There is one moment towards the end where he stands up and pummels himself in his blaster wound, spilling his own blood. He has just killed Han Solo, his father. He is ready to kill some more. He has built himself up to it. The evil promise from the beginning shined bright. Was this actually a villain worthy of shaping a story around?

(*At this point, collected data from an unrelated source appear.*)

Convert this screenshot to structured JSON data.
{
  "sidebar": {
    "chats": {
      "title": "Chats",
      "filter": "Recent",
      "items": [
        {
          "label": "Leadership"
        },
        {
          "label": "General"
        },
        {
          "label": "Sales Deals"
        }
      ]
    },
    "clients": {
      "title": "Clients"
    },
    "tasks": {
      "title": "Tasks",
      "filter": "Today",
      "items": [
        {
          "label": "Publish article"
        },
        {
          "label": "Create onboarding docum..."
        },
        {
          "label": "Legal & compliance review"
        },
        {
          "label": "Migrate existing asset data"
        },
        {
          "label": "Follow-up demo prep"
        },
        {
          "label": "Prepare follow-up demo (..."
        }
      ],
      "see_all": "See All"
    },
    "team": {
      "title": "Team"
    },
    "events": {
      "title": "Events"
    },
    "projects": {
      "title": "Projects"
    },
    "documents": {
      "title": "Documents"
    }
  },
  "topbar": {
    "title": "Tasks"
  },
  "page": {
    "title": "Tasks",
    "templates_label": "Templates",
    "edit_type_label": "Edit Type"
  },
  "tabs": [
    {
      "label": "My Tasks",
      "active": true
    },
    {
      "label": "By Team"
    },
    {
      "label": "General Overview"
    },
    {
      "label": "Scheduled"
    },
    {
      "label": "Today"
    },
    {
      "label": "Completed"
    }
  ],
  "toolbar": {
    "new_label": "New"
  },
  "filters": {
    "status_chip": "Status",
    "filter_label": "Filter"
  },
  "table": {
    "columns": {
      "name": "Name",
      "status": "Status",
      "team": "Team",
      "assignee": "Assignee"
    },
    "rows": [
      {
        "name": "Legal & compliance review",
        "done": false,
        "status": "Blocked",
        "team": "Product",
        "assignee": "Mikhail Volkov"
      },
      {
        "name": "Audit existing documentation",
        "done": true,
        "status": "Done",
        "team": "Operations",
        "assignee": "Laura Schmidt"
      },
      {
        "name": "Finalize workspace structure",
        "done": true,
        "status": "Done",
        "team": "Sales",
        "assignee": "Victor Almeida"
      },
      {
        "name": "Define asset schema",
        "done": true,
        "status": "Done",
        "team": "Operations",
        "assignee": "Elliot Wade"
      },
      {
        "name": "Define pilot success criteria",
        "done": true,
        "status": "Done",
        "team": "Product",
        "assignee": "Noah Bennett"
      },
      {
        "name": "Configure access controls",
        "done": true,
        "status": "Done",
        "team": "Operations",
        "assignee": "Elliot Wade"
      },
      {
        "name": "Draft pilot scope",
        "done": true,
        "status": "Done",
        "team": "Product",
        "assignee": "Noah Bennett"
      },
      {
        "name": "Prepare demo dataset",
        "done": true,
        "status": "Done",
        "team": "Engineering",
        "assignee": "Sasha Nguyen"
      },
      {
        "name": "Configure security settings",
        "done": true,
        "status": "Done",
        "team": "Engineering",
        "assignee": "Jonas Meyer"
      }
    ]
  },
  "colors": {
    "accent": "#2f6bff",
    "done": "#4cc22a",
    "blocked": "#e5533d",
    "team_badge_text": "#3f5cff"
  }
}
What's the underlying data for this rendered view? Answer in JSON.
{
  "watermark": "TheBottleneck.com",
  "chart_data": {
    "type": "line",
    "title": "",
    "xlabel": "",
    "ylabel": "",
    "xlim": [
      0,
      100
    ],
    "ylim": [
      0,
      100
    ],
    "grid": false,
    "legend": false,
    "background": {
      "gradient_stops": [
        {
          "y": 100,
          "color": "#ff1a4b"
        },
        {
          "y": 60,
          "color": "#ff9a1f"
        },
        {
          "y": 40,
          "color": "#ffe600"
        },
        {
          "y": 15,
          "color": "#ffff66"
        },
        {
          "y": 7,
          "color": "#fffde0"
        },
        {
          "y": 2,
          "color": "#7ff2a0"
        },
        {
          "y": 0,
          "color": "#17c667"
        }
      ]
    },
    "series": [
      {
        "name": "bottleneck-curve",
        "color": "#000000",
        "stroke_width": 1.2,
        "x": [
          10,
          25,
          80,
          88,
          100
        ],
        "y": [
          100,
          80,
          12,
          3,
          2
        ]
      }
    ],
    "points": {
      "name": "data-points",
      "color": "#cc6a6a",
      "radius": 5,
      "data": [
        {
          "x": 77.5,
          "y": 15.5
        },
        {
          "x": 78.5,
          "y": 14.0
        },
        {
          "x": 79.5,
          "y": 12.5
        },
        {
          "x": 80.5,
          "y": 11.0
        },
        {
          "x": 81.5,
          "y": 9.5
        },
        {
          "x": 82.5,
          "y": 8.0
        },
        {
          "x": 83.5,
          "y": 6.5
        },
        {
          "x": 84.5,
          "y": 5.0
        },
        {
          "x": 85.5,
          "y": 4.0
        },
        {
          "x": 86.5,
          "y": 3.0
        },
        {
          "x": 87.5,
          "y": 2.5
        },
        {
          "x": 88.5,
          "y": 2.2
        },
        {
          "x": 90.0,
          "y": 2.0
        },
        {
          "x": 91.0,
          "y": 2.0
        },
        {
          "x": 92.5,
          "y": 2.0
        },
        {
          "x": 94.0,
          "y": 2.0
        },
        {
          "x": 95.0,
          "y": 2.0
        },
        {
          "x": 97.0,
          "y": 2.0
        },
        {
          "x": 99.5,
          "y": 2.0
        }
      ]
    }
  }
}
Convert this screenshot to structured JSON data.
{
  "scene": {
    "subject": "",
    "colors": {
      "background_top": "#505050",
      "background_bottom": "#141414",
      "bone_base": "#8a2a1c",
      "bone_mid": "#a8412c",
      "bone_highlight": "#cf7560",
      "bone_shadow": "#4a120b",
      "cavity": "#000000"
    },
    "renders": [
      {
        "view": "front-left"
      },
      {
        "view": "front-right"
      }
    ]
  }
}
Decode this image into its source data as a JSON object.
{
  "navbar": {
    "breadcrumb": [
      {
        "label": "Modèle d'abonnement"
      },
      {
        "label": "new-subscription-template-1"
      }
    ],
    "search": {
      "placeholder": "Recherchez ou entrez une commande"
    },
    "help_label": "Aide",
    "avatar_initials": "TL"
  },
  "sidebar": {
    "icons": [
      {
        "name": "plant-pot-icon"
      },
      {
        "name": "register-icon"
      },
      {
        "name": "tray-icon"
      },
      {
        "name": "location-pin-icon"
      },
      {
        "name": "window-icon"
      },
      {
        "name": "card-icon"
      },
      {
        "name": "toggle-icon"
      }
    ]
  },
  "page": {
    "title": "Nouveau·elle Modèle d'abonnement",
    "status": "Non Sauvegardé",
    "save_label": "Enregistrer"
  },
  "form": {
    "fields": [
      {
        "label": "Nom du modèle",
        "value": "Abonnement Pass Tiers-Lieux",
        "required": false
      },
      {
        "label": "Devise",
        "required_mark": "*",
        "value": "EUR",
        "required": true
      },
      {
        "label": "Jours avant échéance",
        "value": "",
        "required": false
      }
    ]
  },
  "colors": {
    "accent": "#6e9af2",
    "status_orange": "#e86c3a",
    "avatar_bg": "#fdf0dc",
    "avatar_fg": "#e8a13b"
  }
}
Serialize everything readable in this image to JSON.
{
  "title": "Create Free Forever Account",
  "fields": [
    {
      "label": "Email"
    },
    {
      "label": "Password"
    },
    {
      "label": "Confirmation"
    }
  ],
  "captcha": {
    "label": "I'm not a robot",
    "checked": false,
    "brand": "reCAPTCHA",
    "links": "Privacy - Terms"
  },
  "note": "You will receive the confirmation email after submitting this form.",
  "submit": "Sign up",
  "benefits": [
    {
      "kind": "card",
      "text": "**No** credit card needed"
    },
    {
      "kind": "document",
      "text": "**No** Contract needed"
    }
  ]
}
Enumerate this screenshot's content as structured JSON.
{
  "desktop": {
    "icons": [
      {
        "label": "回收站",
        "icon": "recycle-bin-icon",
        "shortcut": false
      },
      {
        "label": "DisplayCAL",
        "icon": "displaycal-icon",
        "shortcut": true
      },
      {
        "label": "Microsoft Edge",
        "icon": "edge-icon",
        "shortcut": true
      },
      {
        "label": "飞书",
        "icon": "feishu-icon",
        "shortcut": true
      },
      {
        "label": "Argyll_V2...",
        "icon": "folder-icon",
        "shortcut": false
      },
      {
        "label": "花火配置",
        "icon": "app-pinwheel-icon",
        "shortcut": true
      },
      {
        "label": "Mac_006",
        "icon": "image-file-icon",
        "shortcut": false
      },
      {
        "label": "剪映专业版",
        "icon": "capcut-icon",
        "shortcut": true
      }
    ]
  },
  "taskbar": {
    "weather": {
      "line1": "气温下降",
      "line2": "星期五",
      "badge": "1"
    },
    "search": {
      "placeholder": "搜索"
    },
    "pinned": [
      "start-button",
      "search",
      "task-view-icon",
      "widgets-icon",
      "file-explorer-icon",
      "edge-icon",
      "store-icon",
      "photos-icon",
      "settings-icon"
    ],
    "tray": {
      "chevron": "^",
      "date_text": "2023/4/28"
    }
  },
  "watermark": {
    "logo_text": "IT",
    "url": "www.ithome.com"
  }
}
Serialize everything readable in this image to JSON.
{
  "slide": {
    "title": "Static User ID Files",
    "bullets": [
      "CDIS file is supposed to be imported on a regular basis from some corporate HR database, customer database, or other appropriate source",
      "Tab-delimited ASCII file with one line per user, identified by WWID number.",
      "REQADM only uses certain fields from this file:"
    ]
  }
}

Alas, it was not to be. Turns out he’s not that good with a lightsaber, I guess? And in the heat of the moment, he forgets he can paralyze someone with the Force. What a waste.
Conclusion
In the end, the only thing The Force Awakens awoke in me was a strong desire to see something better. It only reminded me of why I liked the Original Trilogy so much. That’s not a bad thing, but it doesn’t make for a great movie. Spiritual successors of Stars Wars, like Serenity, The Fifth Element, and Guardians of the Galaxy, all did a better job at what Episode 7 was trying to accomplish.
Anything redeeming about The Force Awakens was shattered with The Last Jedi and The Rise of Skywalker, leaving a pile of rubble that isn’t worth putting back together again. Better to start over from scratch.